3. Patience and Self-Compassion

I touched briefly on the importance of self-compassion in my previous post, but it bears repeating here. As you’ve probably gathered by now, intuitive eating can be a s-l-o-w process, especially compared to starting a new diet. With dieting, all you have to do is know and follow the rules to “get it,” whereas there are more nuances to intuitive eating. Additionally, you’re constantly fighting messages from friends, family, loved ones, health professionals, and society in general that tell you that you should be dieting and trying to lose weight.

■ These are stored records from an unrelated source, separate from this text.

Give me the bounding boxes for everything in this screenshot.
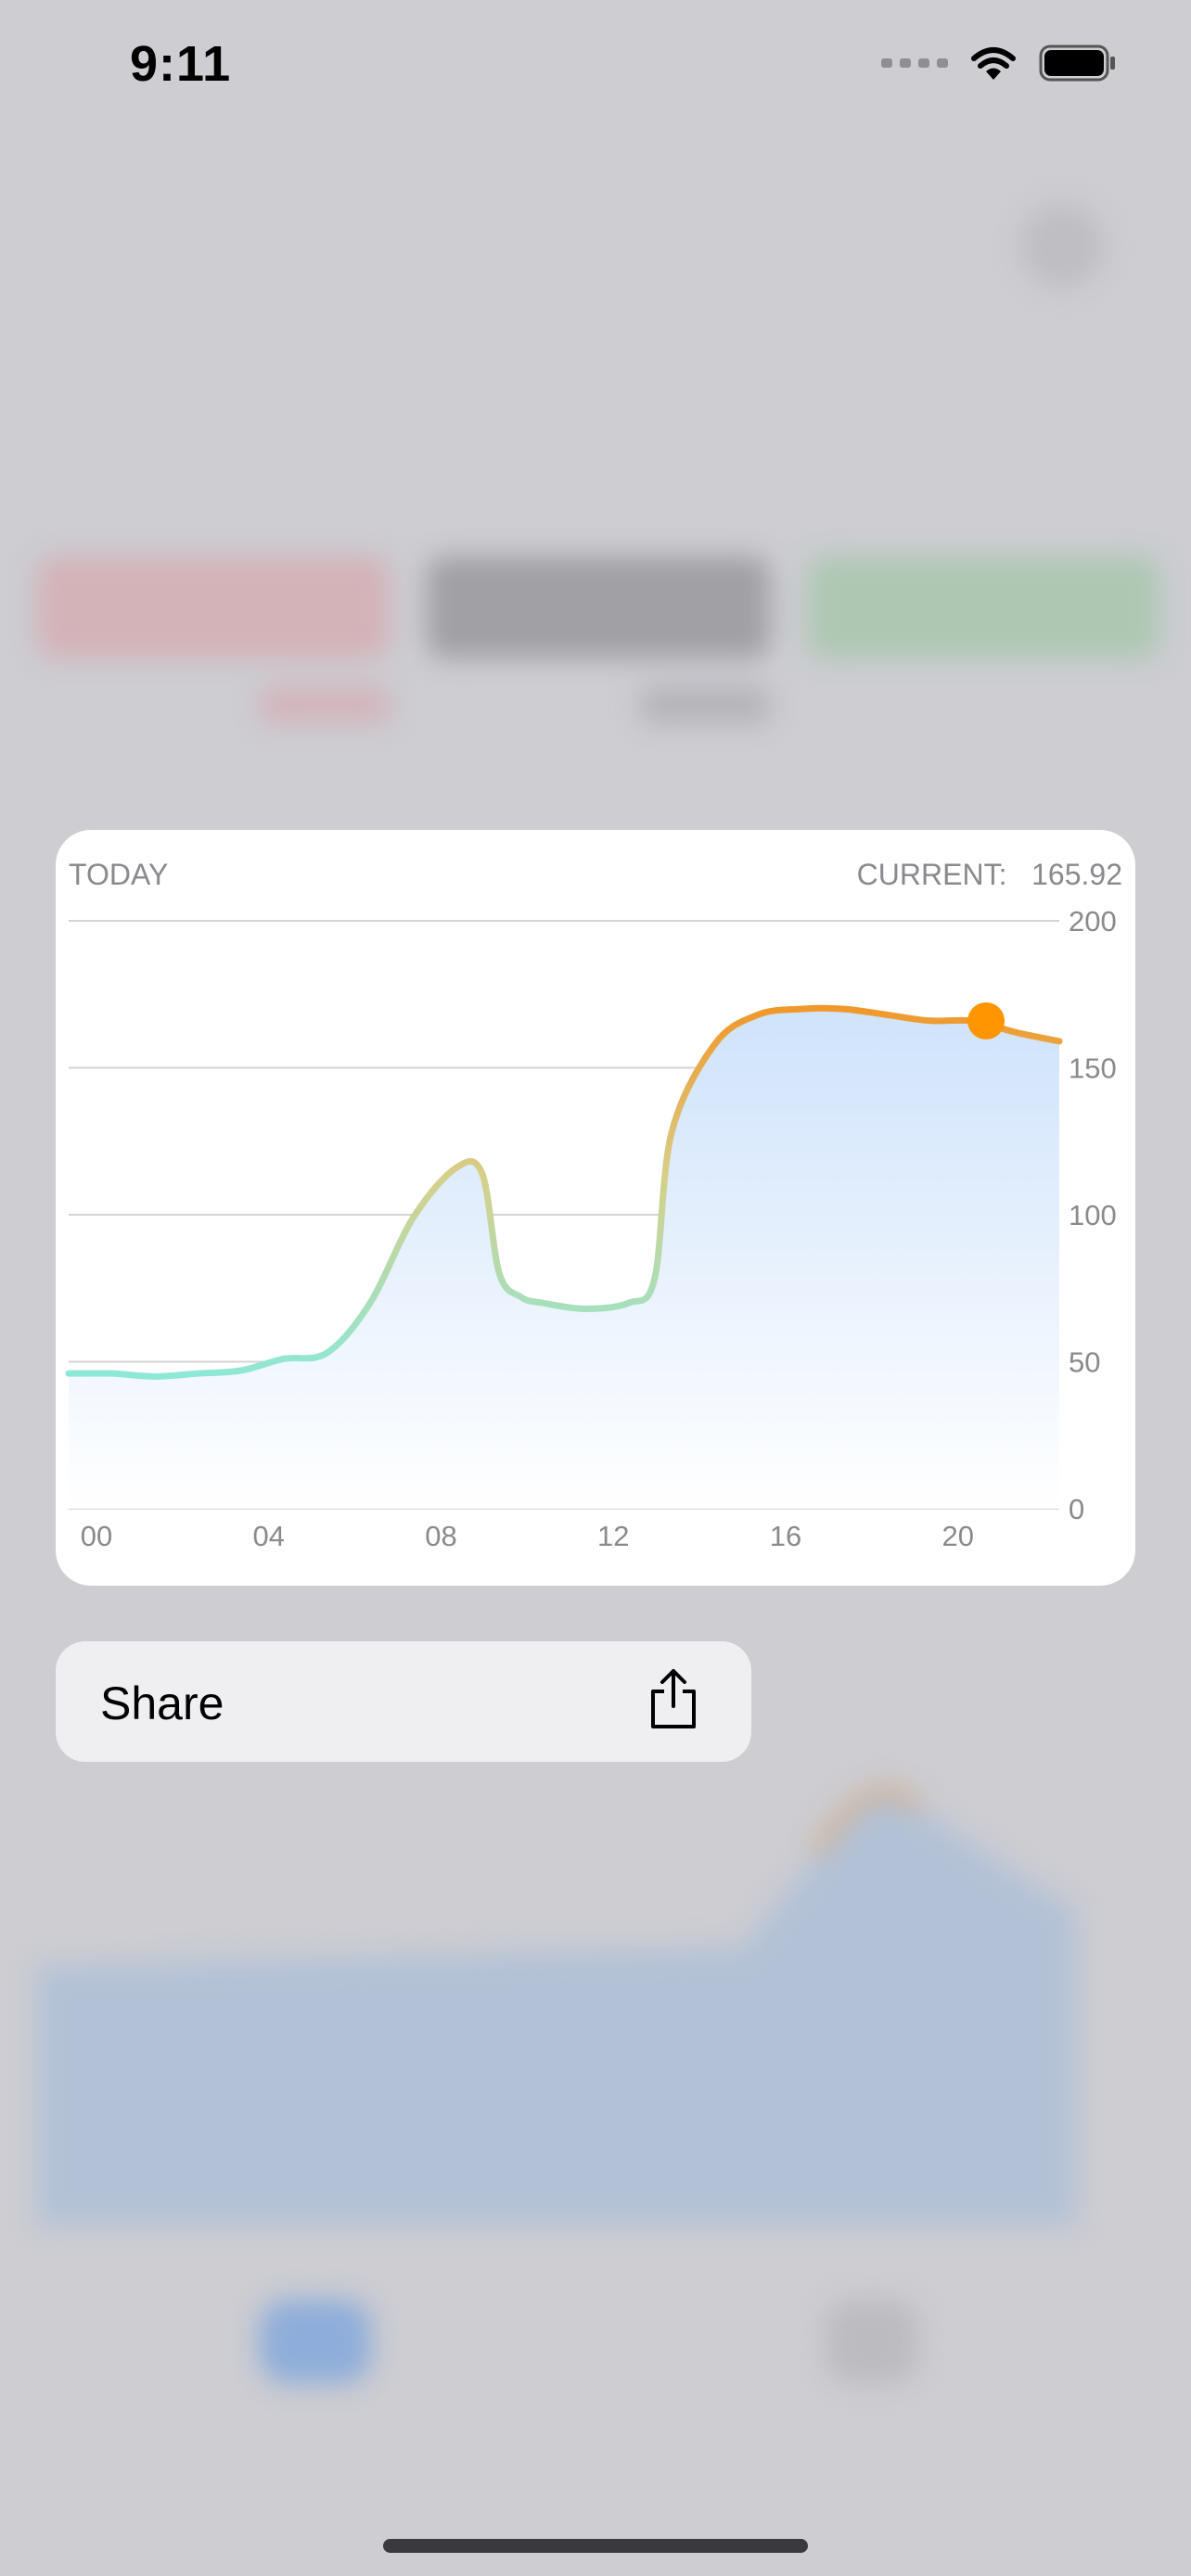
x-tick-label: 16 — [770, 1520, 801, 1552]
background-tab-1 — [260, 2300, 371, 2383]
x-tick-label: 08 — [425, 1520, 456, 1552]
status-time: 9:11 — [130, 36, 232, 92]
card-header: TODAY CURRENT: 165.92 — [69, 858, 1122, 895]
home-indicator[interactable] — [383, 2539, 808, 2553]
x-tick-label: 12 — [597, 1520, 629, 1552]
background-stat-3 — [807, 556, 1159, 658]
profile-avatar — [1020, 204, 1104, 287]
background-stat-2 — [427, 556, 770, 658]
line-chart[interactable]: 0 50 100 150 200 00 04 08 12 16 20 — [56, 830, 1135, 1586]
x-tick-label: 04 — [252, 1520, 284, 1552]
background-sub-2 — [640, 686, 770, 723]
y-tick-label: 50 — [1069, 1346, 1100, 1379]
current-readout: CURRENT: 165.92 — [857, 858, 1122, 892]
y-tick-label: 200 — [1069, 905, 1117, 937]
background-sub-1 — [260, 686, 390, 723]
wifi-icon — [971, 47, 1016, 80]
background-stat-1 — [37, 556, 390, 658]
y-tick-label: 0 — [1069, 1493, 1084, 1525]
battery-icon — [1039, 45, 1115, 82]
current-value: 165.92 — [1031, 858, 1122, 891]
y-tick-label: 150 — [1069, 1052, 1117, 1085]
current-point-marker — [967, 1002, 1005, 1040]
chart-card[interactable]: TODAY CURRENT: 165.92 0 50 100 150 200 00 04 08… — [56, 830, 1135, 1586]
period-label: TODAY — [69, 858, 169, 891]
background-tab-2 — [826, 2300, 918, 2383]
share-menu-item[interactable]: Share — [56, 1641, 751, 1762]
x-tick-label: 00 — [81, 1520, 112, 1552]
current-label: CURRENT: — [856, 858, 1007, 891]
y-tick-label: 100 — [1069, 1199, 1117, 1231]
status-icons — [881, 45, 1117, 82]
series-area — [69, 1008, 1059, 1509]
x-tick-label: 20 — [941, 1520, 973, 1552]
share-label: Share — [100, 1677, 224, 1729]
cellular-signal-icon — [881, 58, 948, 68]
series-line — [65, 1004, 1063, 1380]
background-chart — [37, 1780, 1076, 2225]
share-icon — [651, 1669, 696, 1728]
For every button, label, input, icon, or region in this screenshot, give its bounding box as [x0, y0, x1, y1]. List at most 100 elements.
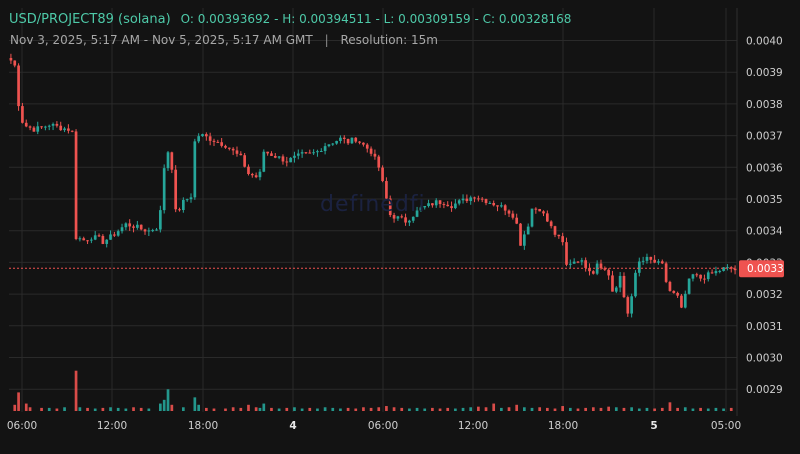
candle-body — [155, 229, 158, 231]
candle-body — [568, 263, 572, 265]
volume-bar — [293, 407, 296, 411]
candle-body — [47, 125, 51, 127]
candle-body — [542, 211, 545, 214]
candle-body — [431, 203, 434, 206]
volume-bar — [262, 403, 266, 411]
volume-bar — [339, 408, 342, 411]
chart-header: USD/PROJECT89 (solana) O: 0.00393692 - H… — [9, 11, 571, 27]
y-tick-label: 0.0040 — [746, 36, 783, 48]
volume-bar — [308, 407, 312, 411]
candle-body — [545, 213, 549, 222]
candle-body — [143, 229, 147, 232]
volume-bar — [109, 407, 112, 411]
candle-body — [316, 151, 319, 153]
volume-bar — [63, 407, 66, 411]
volume-bar — [40, 407, 43, 411]
volume-bar — [461, 407, 465, 411]
candle-body — [342, 137, 346, 140]
candle-body — [308, 152, 312, 154]
volume-bar — [584, 407, 587, 411]
candle-body — [500, 205, 503, 207]
candle-body — [101, 235, 105, 244]
candle-body — [193, 141, 197, 198]
candle-body — [339, 137, 342, 141]
candle-body — [304, 152, 308, 154]
volume-bar — [599, 407, 603, 411]
volume-bar — [454, 408, 457, 411]
volume-bar — [197, 404, 201, 411]
candle-body — [124, 223, 128, 228]
date-range: Nov 3, 2025, 5:17 AM - Nov 5, 2025, 5:17… — [10, 33, 313, 47]
volume-bar — [714, 407, 718, 411]
volume-bar — [369, 407, 373, 411]
volume-bar — [181, 407, 185, 411]
volume-bar — [300, 408, 304, 411]
candle-body — [300, 152, 304, 154]
candle-body — [614, 287, 618, 292]
candle-body — [331, 143, 335, 145]
volume-bar — [591, 407, 595, 411]
candle-body — [664, 263, 668, 282]
volume-bar — [477, 406, 480, 411]
candle-body — [718, 270, 722, 272]
volume-bar — [124, 408, 128, 411]
volume-bar — [392, 407, 396, 411]
candle-body — [120, 227, 124, 232]
watermark-logo: definedfi — [320, 192, 426, 217]
candle-body — [254, 175, 258, 178]
candle-body — [442, 204, 446, 206]
candle-body — [523, 234, 526, 246]
candle-body — [446, 204, 450, 207]
volume-bar — [17, 392, 20, 411]
volume-bar — [699, 407, 702, 411]
candle-body — [227, 147, 231, 149]
candle-body — [86, 240, 89, 242]
volume-bar — [431, 407, 434, 411]
candle-body — [220, 142, 223, 146]
candle-body — [519, 223, 522, 246]
symbol-title: USD/PROJECT89 (solana) — [9, 12, 171, 27]
last-price-label: 0.0033 — [747, 263, 784, 275]
volume-bar — [676, 407, 679, 411]
y-tick-label: 0.0032 — [746, 289, 783, 301]
candle-body — [630, 296, 633, 314]
candle-body — [388, 198, 392, 216]
volume-bar — [354, 408, 358, 411]
y-tick-label: 0.0029 — [746, 384, 783, 396]
candle-body — [17, 65, 20, 107]
candle-body — [239, 153, 243, 156]
volume-bar — [86, 407, 89, 411]
volume-bar — [162, 399, 166, 411]
candle-body — [477, 198, 480, 200]
candle-body — [346, 139, 350, 144]
candle-body — [24, 122, 28, 127]
candle-body — [733, 268, 737, 271]
x-tick-label: 12:00 — [458, 420, 488, 432]
volume-bar — [538, 407, 542, 411]
y-tick-label: 0.0036 — [746, 162, 783, 174]
candle-body — [392, 215, 396, 219]
volume-bar — [630, 407, 633, 411]
x-tick-label: 18:00 — [188, 420, 218, 432]
candle-body — [70, 130, 74, 132]
candle-body — [250, 173, 254, 176]
candle-body — [354, 137, 358, 142]
volume-bar — [568, 407, 572, 411]
y-tick-label: 0.0037 — [746, 131, 783, 143]
candle-body — [611, 275, 614, 292]
volume-bar — [316, 408, 319, 411]
x-tick-label: 4 — [289, 420, 296, 432]
candle-body — [78, 238, 82, 240]
candle-body — [469, 197, 473, 202]
candle-body — [645, 256, 649, 261]
candle-body — [691, 274, 695, 279]
candle-body — [473, 197, 476, 199]
candle-body — [185, 199, 189, 201]
candle-body — [404, 217, 407, 223]
volume-bar — [212, 408, 216, 411]
candle-body — [147, 230, 151, 232]
candle-body — [128, 223, 132, 227]
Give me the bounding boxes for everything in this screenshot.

Remember that you are trying to undo years (possibly a lifetime) of diets, food rules, and body hatred with this work, and the stream of diet talk sadly doesn’t stop in its tracks when you decide to pursue intuitive eating. This is hard work, and you are so brave and so strong for deciding to do this. You’ve got this.

4. Get Support

You are not alone, and fortunately there are a growing number of people who are pursuing intuitive eating, as well as a growing number of professionals who are providing support. You might start passively by following people on social media, but eventually, you’ll want to build a community of support around you, whether that is online (I linked to some Facebook groups in my previous post), in-person through friends, family and loved ones, and perhaps working with a professional too. (Shameless self-plug here again.)

Wherever you’re at when it comes to eating intuitively, I hope you can find the resources and support that you need to step away from diet culture, and live your life to its full potential.